The interest in studying QSOX1 expression in the central nervous system arose because of the role this enzyme plays in maintaining the redox state, which may be related to neuronal death [8,12,13]. Expression of QSOX1 has been detected in the neuronal Golgi apparatus in mice, particularly in the cerebellum, where it was observed in cerebellar neurons in deep nuclei and the cerebellar cortex and was most intense in dentate, globose, emboliform and fastigial nuclei [16]. In the same study, Purkinje cells and granule cells in the cerebellar cortex did not stain, unlike the Golgi cells in the granular layer, particularly those in contact with Purkinje cells [16].

The existence of QSOX1 in neuronal bodies that secrete neuropeptides may indicate that this enzyme also has intracellular functions. QSOX1 has also been found in mouse fetuses, highlighting the role it plays during the development of the nervous system, when it may be involved in neuronal migration and maturation [16].

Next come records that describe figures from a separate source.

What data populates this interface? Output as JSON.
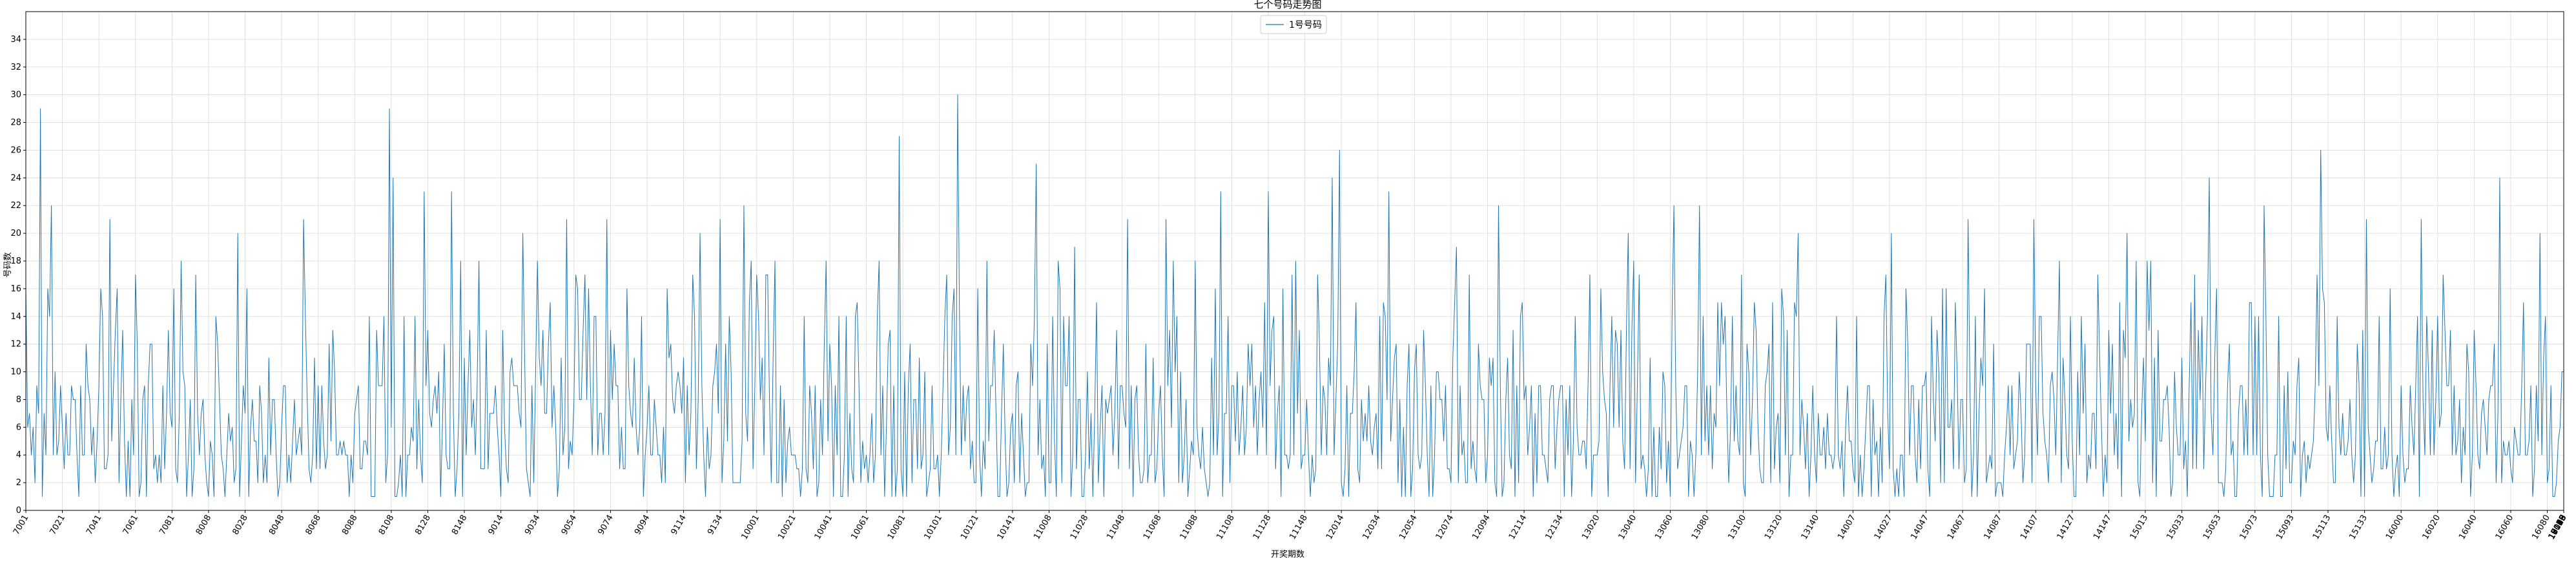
{
  "chart_data": {
    "type": "line",
    "title": "七个号码走势图",
    "xlabel": "开奖期数",
    "ylabel": "号码数",
    "legend": {
      "placement": "top-center",
      "entries": [
        "1号号码"
      ]
    },
    "grid": true,
    "ylim": [
      0,
      36
    ],
    "yticks": [
      0,
      2,
      4,
      6,
      8,
      10,
      12,
      14,
      16,
      18,
      20,
      22,
      24,
      26,
      28,
      30,
      32,
      34
    ],
    "xticks": [
      "7001",
      "7021",
      "7041",
      "7061",
      "7081",
      "8008",
      "8028",
      "8048",
      "8068",
      "8088",
      "8108",
      "8128",
      "8148",
      "9014",
      "9034",
      "9054",
      "9074",
      "9094",
      "9114",
      "9134",
      "10001",
      "10021",
      "10041",
      "10061",
      "10081",
      "10101",
      "10121",
      "10141",
      "11008",
      "11028",
      "11048",
      "11068",
      "11088",
      "11108",
      "11128",
      "11148",
      "12014",
      "12034",
      "12054",
      "12074",
      "12094",
      "12114",
      "12134",
      "13020",
      "13040",
      "13060",
      "13080",
      "13100",
      "13120",
      "13140",
      "14007",
      "14027",
      "14047",
      "14067",
      "14087",
      "14107",
      "14127",
      "14147",
      "15013",
      "15033",
      "15053",
      "15073",
      "15093",
      "15113",
      "15133",
      "16000",
      "16020",
      "16040",
      "16060",
      "16080",
      "16100",
      "16120",
      "16140",
      "17006",
      "17026",
      "17046",
      "17066",
      "17086",
      "17106",
      "17126",
      "17146",
      "18013",
      "18033",
      "18053",
      "18073",
      "18093",
      "18113",
      "18133",
      "19019",
      "19039",
      "19059",
      "19079",
      "19099",
      "19119",
      "19139"
    ],
    "series": [
      {
        "name": "1号号码",
        "color": "#1f77b4",
        "length": 1390,
        "peaks": [
          {
            "index": 8,
            "value": 29
          },
          {
            "index": 14,
            "value": 22
          },
          {
            "index": 46,
            "value": 21
          },
          {
            "index": 50,
            "value": 16
          },
          {
            "index": 60,
            "value": 17
          },
          {
            "index": 116,
            "value": 20
          },
          {
            "index": 152,
            "value": 21
          },
          {
            "index": 199,
            "value": 29
          },
          {
            "index": 201,
            "value": 24
          },
          {
            "index": 218,
            "value": 23
          },
          {
            "index": 233,
            "value": 23
          },
          {
            "index": 272,
            "value": 20
          },
          {
            "index": 296,
            "value": 21
          },
          {
            "index": 318,
            "value": 21
          },
          {
            "index": 369,
            "value": 20
          },
          {
            "index": 380,
            "value": 21
          },
          {
            "index": 393,
            "value": 22
          },
          {
            "index": 478,
            "value": 27
          },
          {
            "index": 510,
            "value": 30
          },
          {
            "index": 553,
            "value": 25
          },
          {
            "index": 574,
            "value": 19
          },
          {
            "index": 603,
            "value": 21
          },
          {
            "index": 624,
            "value": 21
          },
          {
            "index": 654,
            "value": 23
          },
          {
            "index": 680,
            "value": 23
          },
          {
            "index": 715,
            "value": 24
          },
          {
            "index": 719,
            "value": 26
          },
          {
            "index": 746,
            "value": 23
          },
          {
            "index": 783,
            "value": 19
          },
          {
            "index": 806,
            "value": 22
          },
          {
            "index": 877,
            "value": 20
          },
          {
            "index": 902,
            "value": 22
          },
          {
            "index": 916,
            "value": 22
          },
          {
            "index": 970,
            "value": 20
          },
          {
            "index": 1021,
            "value": 20
          },
          {
            "index": 1063,
            "value": 21
          },
          {
            "index": 1099,
            "value": 21
          },
          {
            "index": 1150,
            "value": 20
          },
          {
            "index": 1195,
            "value": 24
          },
          {
            "index": 1225,
            "value": 22
          },
          {
            "index": 1256,
            "value": 26
          },
          {
            "index": 1281,
            "value": 21
          },
          {
            "index": 1311,
            "value": 21
          },
          {
            "index": 1354,
            "value": 24
          },
          {
            "index": 1376,
            "value": 20
          },
          {
            "index": 1388,
            "value": 10
          }
        ]
      }
    ]
  }
}
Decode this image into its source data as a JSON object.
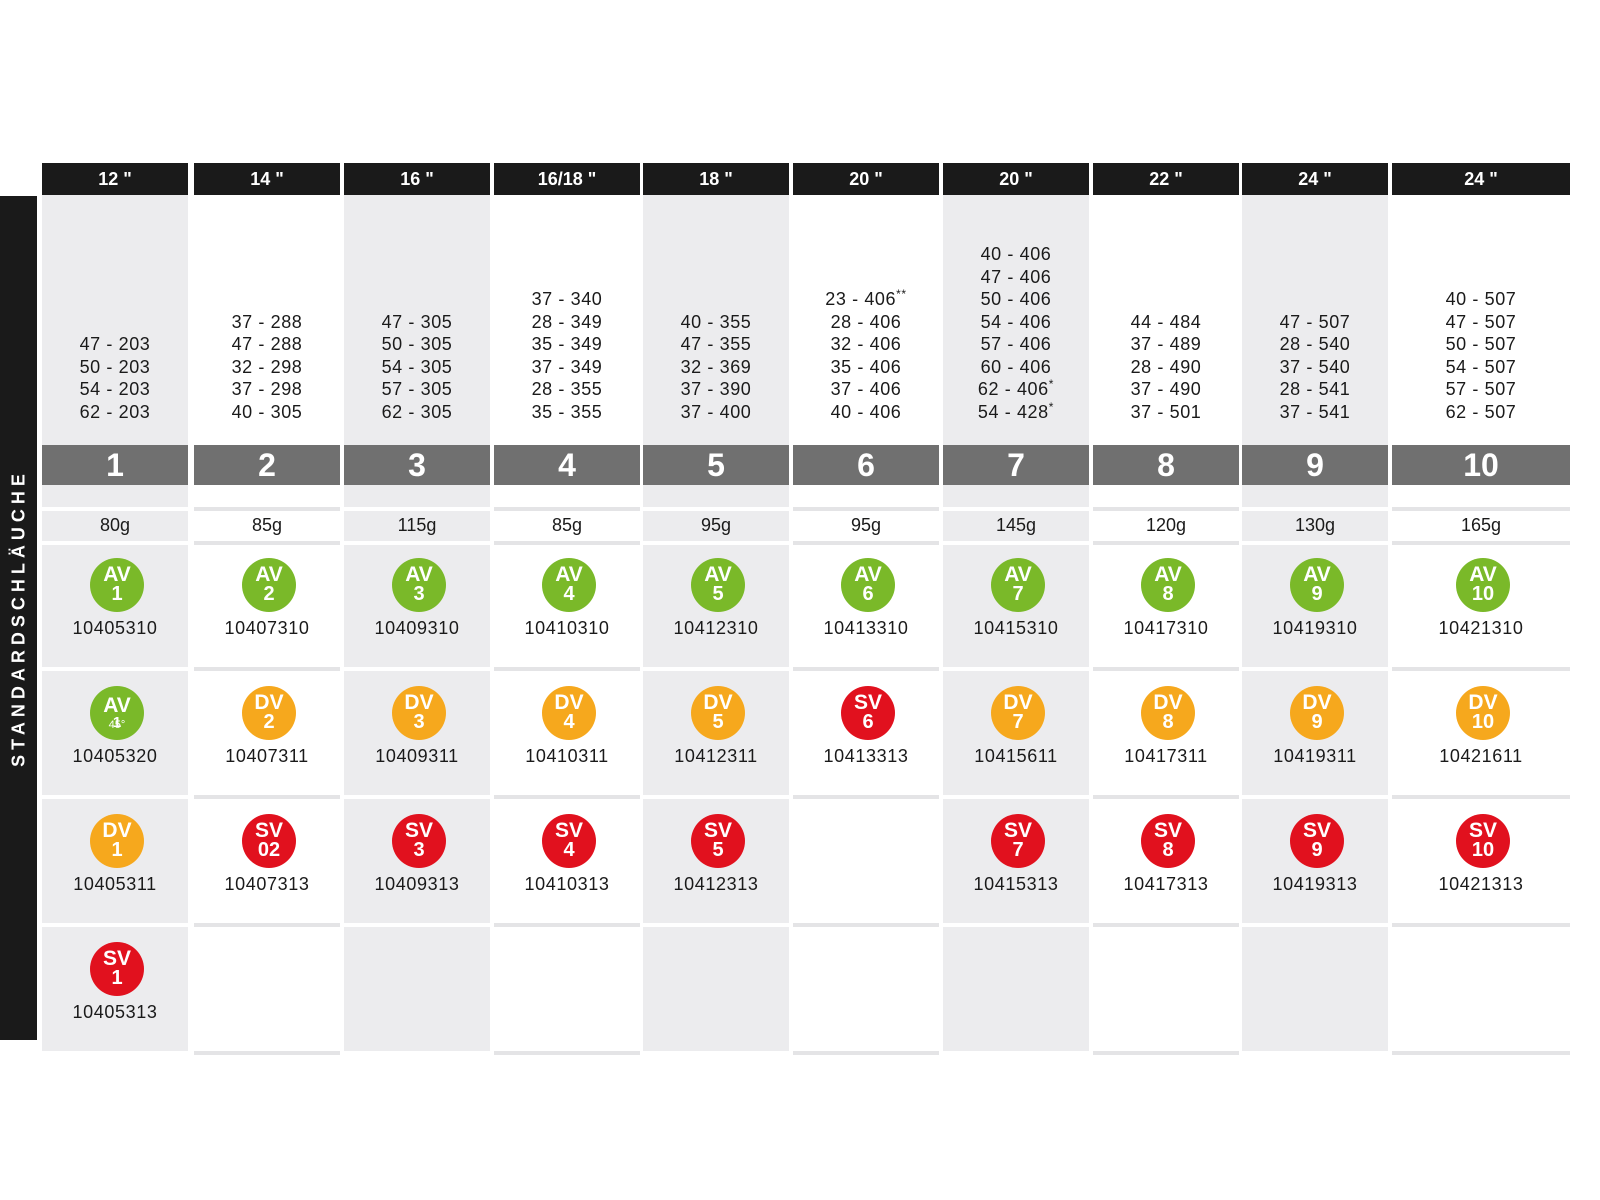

Studies of QSOX1 expression during embryonic development of the mouse nervous system found that Purkinje cells express QSOX1 temporarily during the neuronal maturation phase of the postnatal period, when dendritic processes grow and remodel, synapses form and there is interaction with glial processes [16].

The immunopositivity observed in the fibrillar matrix and Purkinje cell bodies in non-neoplastic cerebellum samples from children with medulloblastoma may reflect the role of this protein in the developing and maturing cerebellum. Positive staining for QSOX1 in the fibrillar matrix and cytoplasm of medulloblastoma cells suggests that this enzyme is involved in the formation of the ECM in these tumors, while the positive staining observed in the perinuclear region of medulloblastoma cells may be related to the fact that QSOX1 is found in the Golgi complex.

The present study has limitations that need to be clearly discussed. The fewer number of blocks with medulloblastoma could be considered a limitation. However, this number eventually becomes significant because the number of patients with problem is small. The original observation of the impact of presence of QSOX-1 on patient in the present study can provide information for future studies.

Conclusions

QSOX1 is detected in human cerebellar tissue and medulloblastoma samples; however, determining expression of this enzyme does not help in the identification of risk groups as it does not appear to be associated with a worse prognosis. The immunohistochemical expression of this enzyme reported here reinforces the findings of previous studies using animal models and highlights the need for further studies into the role of this enzyme in the pathogenesis of medulloblastoma.